Sceptics point to polling earlier this month. All three Democratic candidates beat Rogers in head-to-head contests, but while Stevens led the Republican by 48% to 41%, Sayed led by a single point, 43% to 42%. That has crystallised fears among leaders that they are risking a Senate majority on an unelectable candidate.
‘He’s got that in-your-face kind of style that appeals to a certain side of our members. He comes to every union function’
‘He’s got that in-your-face kind of style that appeals to a certain side of our members. He comes to every union function’

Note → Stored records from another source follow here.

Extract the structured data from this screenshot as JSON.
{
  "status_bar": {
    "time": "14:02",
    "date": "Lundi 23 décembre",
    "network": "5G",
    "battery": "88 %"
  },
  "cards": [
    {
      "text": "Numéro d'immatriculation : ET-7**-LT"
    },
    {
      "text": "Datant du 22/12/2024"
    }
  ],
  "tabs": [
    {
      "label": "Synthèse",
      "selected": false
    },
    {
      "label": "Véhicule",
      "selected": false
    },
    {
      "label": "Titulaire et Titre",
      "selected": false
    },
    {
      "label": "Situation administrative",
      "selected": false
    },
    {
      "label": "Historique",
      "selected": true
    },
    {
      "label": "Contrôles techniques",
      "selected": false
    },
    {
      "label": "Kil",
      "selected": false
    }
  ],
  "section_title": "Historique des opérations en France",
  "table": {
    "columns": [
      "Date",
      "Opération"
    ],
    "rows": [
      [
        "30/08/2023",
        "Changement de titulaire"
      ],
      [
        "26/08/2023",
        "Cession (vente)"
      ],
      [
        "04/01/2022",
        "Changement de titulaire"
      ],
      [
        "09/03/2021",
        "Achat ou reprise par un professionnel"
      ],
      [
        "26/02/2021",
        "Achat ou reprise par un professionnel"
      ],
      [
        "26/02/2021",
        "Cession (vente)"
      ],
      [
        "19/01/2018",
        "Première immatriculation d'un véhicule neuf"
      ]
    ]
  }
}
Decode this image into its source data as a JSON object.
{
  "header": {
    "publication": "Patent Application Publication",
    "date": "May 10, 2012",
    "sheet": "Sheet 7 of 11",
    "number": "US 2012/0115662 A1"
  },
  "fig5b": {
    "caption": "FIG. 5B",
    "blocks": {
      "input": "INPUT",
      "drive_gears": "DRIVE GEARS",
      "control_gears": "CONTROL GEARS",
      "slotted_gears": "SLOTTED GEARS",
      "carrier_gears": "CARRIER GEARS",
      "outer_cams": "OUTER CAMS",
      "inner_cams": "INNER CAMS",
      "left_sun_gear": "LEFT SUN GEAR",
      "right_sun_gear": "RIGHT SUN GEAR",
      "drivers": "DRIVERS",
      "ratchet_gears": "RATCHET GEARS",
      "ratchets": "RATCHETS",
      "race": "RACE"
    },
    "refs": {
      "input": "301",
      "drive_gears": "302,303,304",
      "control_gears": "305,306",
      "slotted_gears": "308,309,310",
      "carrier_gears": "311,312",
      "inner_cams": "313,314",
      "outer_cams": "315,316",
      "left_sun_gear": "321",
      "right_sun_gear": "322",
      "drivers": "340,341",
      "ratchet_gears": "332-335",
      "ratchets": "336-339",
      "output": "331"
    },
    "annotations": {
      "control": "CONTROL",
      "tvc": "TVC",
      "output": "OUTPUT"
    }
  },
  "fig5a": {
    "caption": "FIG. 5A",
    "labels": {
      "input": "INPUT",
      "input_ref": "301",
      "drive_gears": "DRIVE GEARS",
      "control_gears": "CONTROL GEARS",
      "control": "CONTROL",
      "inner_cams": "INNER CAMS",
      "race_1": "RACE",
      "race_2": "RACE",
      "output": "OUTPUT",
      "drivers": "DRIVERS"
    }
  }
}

Chad Fabbro, United Auto Workers
Those concerns have deepened as another progressive Democrat campaign threatens to implode in Maine, one of the party’s other must-win Senate seats.
Graham Platner, an oyster farmer and former marine, has already shrugged off a string of scandals, including an alleged Nazi tattoo, to secure the party’s nomination. But further lurid allegations by several ex-girlfriends in recent days could sink his candidacy and Democrat hopes of unseating Republican senator Susan Collins. In a poll last week, Platner’s lead over Collins had shrunk to a single point. A month ago, he led by as many as nine.
Sayed is braced for the same media onslaught in Michigan. Aipac released its first round of TV ads in support of Stevens last week.
“I know what’s coming for me. Aipac… is going to train fire at my face on TV,” he told The Observer. “My job is to make sure that people know who I am, so that when they hear those lies, they understand why those lies are being told.”
The hand-wringing over Sayed and Platner’s insurgent campaigns underlines the Democrats’ identity crisis and the rift between the base and the leadership. Supporters on the left are sick of leaders demanding they fall in line behind moderate candidates who ultimately disappoint.
“Democrats have failed to define themselves in the post-Obama generation and now they’re prepared to look at anyone or anything that could give them a new look,” said Hank Sheinkopf, a veteran Democratic strategist and former adviser to Bill Clinton.
“They’re focused on anti-Trump and anti-Israel because that seems to fit the moment. They don’t know who they are and the Republicans do. The Republicans are the party of Trump, the Democrats are the party of chaos.”